The films underwent extensive clean-up and restoration work, and Lucas took advantage of this opportunity to make a number of changes and addition of effects. In a September 2004 interview with CNN, he explains his reasons for the changes:
To me, the special edition ones are the films I wanted to make. Anybody that makes films knows the film is never finished. It's abandoned or it's ripped out of your hands, and it's thrown into the marketplace, never finished. ... Most artists, most painters, even composers would want to come back and redo their work now. They've got a new perspective on it, they've got more resources, they have better technology, and they can fix or finish the things that were never done.…
I wanted to actually finish the film the way it was meant to be when I was originally doing it. At the beginning, people went, "Don't you like it?" I said, "Well, the film only came out to be 25 or 30 percent of what I wanted it to be." ... If you read any interviews for about an eight- or nine-year period there, it was all about how disappointed I was and how unhappy I was and what a dismal experience it was. You know, it's too bad you need to get kind of half a job done and never get to finish it. So this was my chance to finish it.
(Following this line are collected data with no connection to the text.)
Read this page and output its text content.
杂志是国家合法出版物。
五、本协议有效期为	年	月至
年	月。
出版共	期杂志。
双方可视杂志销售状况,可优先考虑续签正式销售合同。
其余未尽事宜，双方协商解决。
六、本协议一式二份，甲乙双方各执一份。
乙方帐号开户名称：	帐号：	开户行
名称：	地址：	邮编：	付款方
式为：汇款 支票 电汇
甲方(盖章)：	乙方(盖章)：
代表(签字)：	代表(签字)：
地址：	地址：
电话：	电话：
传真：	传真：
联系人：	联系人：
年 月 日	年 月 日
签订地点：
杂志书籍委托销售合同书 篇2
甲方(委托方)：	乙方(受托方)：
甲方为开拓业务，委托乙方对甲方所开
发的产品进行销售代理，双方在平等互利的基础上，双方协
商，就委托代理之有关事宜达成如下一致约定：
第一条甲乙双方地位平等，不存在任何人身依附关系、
The re-release changes are a point of contention among some fans who claim that they taint the movies. Perceiving a contradiction, some fans see Lucas testimony before the U.S. Congress in opposition to colorizing black and white films (a position he has reiterated as recently as August 2004 ) as hypocritical, but the types of alterations Lucas is opposed to are done by studios without the consent of the artists involved in the original production, as opposed to changes he made to his own films.